Background
The interest in chemical processes aimed at reducing greenhouse gas emissions while producing value-added products from waste streams has surged in response to growing public involvement, regulatory pressures, and tax incentives to combat global climate change. Southwest Research Institute (SwRI) developed a high pressure, fluidized bed (HPFB) reactor, drawing from its own patent, to test the pyrolysis of plastics and biomass from waste materials to produce biofuel components and solid biochar product. In collaboration with Monterrey Institute of Technology, SwRI is evaluating the benefits of using extreme conditions to modulate product composition and reduce reaction time to make the biofuel components and solid biochar. Starting with low-value, and presently unused waste material, the liquid and gas biocrude streams are simultaneously processed into refined biofuel and biobased chemicals by employing appropriate commercial catalyst systems, while the biochar (a carbon sink) is chemically activated for enhanced CO2 capture or soil amendment in further service.
A key challenge—the removal of oxygen and hetero-atoms from the pyrolysis liquid intermediate molecules—is being tackled by this process to produce blendstocks for fuel, near finished fuel, and chemicals production. Integrating pyrolytic cracking and hydrotreating reactions in one step presents a novel solution that lends to overall process intensification. Using a high pressure, circulating fluidized bed HPFB extends the useful catalyst life and increases the useful throughput rate. The scalability of this process was assessed by performing integrated, gate-to-gate life-cycle and technoeconomic analyses (LCA & TEA) for the conversion of biomass and plastics to biofuel blendstocks, biobased feedstock chemicals, and biochar. Process simulations supplemented by published literature data and experimental results helped to determine technical and economic viability, technological readiness, and estimated capital expenditures considering that this novel process is not explored in the available literature.
Approach
The workflow for the project involved the steps of design, build-up, optimization, and testing of the HPFB reactor system to process a variety of feedstocks through augmented pyrolysis. A dataset of the different product streams produced, and the analytical characterizations of the gas, liquid, and solid products is being compiled. The reactor system requires sequential optimization of the process parameters for improved efficiency. A series of individual and dual catalysts are being tested to demonstrate the integration of the pyrolysis and hydrotreating steps in one reactor. The biochar obtained is being evaluated for its chemically active absorption properties to improve carbon dioxide capture from a gaseous stream. The findings will be used to inform a model in the selected chemical process simulation package of the LCA and TEA findings.
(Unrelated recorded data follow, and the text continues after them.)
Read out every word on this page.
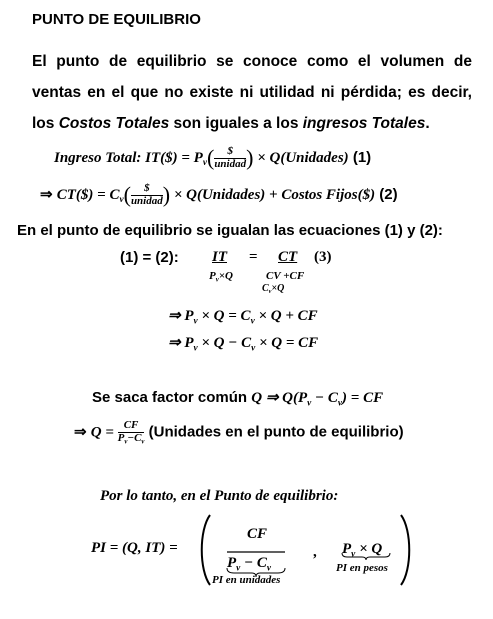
PUNTO DE EQUILIBRIO
El punto de equilibrio se conoce como el volumen de ventas en el que no existe ni utilidad ni pérdida; es decir, los Costos Totales son iguales a los ingresos Totales.
Ingreso Total: IT($) = $P_v( \frac{\$}{\text{unidad}}$ ) × Q(Unidades) (1)
⇒ CT($) = $C_v( \frac{\$}{\text{unidad}}$ ) × Q(Unidades) + Costos Fijos($) (2)
En el punto de equilibrio se igualan las ecuaciones (1) y (2):
(1) = (2): IT = CT (3)
$P_v\times Q$	CV +CF
$C_v\times Q$
⇒ $P_v \times Q = C_v \times Q$ + CF
⇒ $P_v \times Q - C_v \times Q$ = CF
Se saca factor común Q ⇒ $Q(P_v - C_v)$ = CF
⇒ $Q = \frac{CF}{P_v-C_v}$ (Unidades en el punto de equilibrio)
Por lo tanto, en el Punto de equilibrio:
PI = (Q, IT) =
CF
$P_v - C_v$
, $P_v \times Q$
PI en unidades
PI en pesos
Comparison with data from existing waste-to-fuel processes will provide insights about the prospective energy and emission reductions to be expected for this novel, one-stage reactor process.
Accomplishments

Figure 1: Feed and products of SwRI's HPFB reactor. From left to right, biochar, polyurethane pellet feed, biofuel blendstock, and tar are shown.
The project addressed critical gaps in the patented technology, including methods for solids feeding, fluidization at high pressure, dual-catalyst usage, and simultaneous hydrotreating of raw waste feedstocks. Using polyurethane as a feed material, the completed runs show a higher removal of heteroatoms (oxygen, nitrogen, and sulfur) from the liquid products (see Figure 1) when using an inert support solid and hydrotreating catalyst vs. a simple inert solid. Without hydrotreating catalyst, heteroatom-containing compounds such as tetrahydrofuran and quinoline are produced, which can be used as solvents, dye precursors, or applied in other specialized chemical markets. With a combined inert solid and hydrotreating catalyst bed, oxygen-containing compounds made up 0.6 wt% of the liquid product, a significant decrease from 25 wt%, which was observed from product in an inert solid only bed (see Figure 2). This shows the simultaneous pyrolytic cracking and hydrodeoxygenation of the biomass feedstock. The mass distribution of the different pyrolysis product phases showed evidence of being tunable using different catalysts. A preliminary comparison of the emissions results that used a Fischer-Tropsch waste-to-fuel process also suggests use of the HPFB may reduce fuel carbon intensity by up to 72%. Current capital cost estimates for a city-scale HPFB system processing 260,000 tons waste per year are approximately $46.6 million, excluding downstream processing. Such a system would save costs to communities by reducing landfill footprint, carbon footprint, and potentially providing a local supply chain for fuels (see Figure 3 for cash flow projections). Further experimental investigation will provide a framework for optimizing sustainability and production of market-grade chemical products.

Figure 2: Liquid product composition from pyrolysis only.

Figure 3: Liquid product composition from combined pyrolysis and hydrotreating.

Figure 4: Expected cash flow diagram for current capital and operating expense estimates. A city-scale system yields a net profit seven years after commissioning and provides an internal rate of return of 7% for the projected 15-year campaign.